African countries want to diversify economic activity, strengthen regional infrastructure and recognise the need to create the conditions to encourage investment and domestic savings.
At a time when private capital flows are diminishing, increased access to loans and grants from the international financial institutions and predictable development assistance, are critical.
Failure to honor aid commitments would be a breach of faith and potentially disastrous for the ability of Africa to achieve the Millennium Development Goals. For richer countries, this is not about charity. It is about self-interest. By helping Africa to build roads and railways, power plants, and irrigation and water treatment systems, donors will increase capital exports to Africa at a time when their own industries are facing a collapse of demand.
Aid can be a global stimulus - a powerful way to convert excess capacity in wealthier countries into long-term and high-return benefits, including quick recovery from high unemployment. There is an important brokerage role to be played - to encourage partnerships between governments, development banks, export credit agencies and the private sector to catalyse this two-way stimulus.
Development assistance can also contribute to global security. Problems in one country, let alone one continent, cannot be contained within borders. If African countries cannot overcome the many social and economic challenges they face, these problems will spill over rapidly.
Migration to Europe, for example, cannot be managed without addressing the social and environmental fundamentals that are contributing to both conflict and mass movement of people.

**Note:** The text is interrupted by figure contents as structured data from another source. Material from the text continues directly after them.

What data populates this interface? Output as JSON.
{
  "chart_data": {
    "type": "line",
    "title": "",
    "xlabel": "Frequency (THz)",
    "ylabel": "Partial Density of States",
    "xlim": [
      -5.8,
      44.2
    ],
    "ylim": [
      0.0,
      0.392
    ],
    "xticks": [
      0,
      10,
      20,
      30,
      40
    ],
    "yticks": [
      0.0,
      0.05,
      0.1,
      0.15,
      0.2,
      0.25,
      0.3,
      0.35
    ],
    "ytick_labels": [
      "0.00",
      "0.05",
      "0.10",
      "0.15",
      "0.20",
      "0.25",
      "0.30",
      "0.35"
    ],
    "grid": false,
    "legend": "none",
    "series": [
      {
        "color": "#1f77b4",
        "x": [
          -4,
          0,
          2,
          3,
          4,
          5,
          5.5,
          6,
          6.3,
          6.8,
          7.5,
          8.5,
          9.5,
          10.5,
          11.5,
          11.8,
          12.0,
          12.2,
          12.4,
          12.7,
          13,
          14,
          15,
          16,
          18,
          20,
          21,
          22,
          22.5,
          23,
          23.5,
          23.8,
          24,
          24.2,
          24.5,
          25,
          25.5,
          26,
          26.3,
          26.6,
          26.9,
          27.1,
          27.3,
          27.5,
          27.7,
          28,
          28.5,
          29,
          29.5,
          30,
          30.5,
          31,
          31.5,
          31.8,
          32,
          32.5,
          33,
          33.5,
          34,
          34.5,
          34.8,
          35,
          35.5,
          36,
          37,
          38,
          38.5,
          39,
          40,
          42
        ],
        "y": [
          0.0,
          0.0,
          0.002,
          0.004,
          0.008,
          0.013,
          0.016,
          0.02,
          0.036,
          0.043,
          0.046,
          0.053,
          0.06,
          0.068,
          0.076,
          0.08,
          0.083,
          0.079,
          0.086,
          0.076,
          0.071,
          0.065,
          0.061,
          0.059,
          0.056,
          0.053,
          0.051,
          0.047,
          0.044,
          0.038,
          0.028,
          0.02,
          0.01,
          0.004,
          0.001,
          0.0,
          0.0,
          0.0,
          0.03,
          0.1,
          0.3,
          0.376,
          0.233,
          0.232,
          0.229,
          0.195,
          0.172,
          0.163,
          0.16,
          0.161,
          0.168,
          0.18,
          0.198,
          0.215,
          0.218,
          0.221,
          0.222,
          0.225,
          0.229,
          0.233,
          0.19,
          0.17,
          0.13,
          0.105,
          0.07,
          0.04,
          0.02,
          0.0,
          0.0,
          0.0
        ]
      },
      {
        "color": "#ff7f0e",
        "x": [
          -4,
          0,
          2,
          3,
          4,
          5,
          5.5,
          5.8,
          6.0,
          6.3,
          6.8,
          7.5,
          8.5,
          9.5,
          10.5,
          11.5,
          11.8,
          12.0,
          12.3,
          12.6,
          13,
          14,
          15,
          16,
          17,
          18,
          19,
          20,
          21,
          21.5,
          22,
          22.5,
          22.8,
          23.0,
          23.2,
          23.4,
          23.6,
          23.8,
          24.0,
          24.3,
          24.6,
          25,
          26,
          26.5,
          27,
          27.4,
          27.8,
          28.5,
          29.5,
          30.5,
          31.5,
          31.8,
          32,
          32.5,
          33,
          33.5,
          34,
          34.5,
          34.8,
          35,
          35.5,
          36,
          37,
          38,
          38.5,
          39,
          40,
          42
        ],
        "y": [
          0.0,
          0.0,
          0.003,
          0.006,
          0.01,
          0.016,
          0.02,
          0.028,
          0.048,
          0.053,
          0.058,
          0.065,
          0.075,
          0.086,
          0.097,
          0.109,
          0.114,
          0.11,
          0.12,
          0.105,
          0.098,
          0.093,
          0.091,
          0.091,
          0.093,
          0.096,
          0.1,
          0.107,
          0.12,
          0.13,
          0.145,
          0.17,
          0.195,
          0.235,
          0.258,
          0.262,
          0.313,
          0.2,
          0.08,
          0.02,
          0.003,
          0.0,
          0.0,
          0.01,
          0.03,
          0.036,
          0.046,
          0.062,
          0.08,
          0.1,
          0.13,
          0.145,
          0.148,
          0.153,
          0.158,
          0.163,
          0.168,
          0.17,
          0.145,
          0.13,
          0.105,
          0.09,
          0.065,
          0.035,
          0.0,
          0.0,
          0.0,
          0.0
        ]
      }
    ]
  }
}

Africa still has a long way to go; too many leaders remain unaccountable to their people, and the capacity of regional institutions to prevent and manage conflict remains weak. But in my lifetime, and in the last decade, there has been enormous progress.
Since the 2002 Monterrey meeting on Financing for Development, a compact has been emerging. Richer countries will put development issues at the heart of global agreements, whether on finance, trade, climate change, intellectual property or other pressing issues. Developing countries will prioritise good governance, accountability and the Millennium Development Goals.
Success in tackling the great challenges before us requires genuine partnership and mutual accountability. The least-developed countries must also have a voice and be fully represented in the institutions empowered by the global community to take the lead.
Whether the G-20 meeting on Saturday was a success or not now depends upon the follow-up. It will have served us well if it launches a new era of inclusive economic cooperation and diplomacy.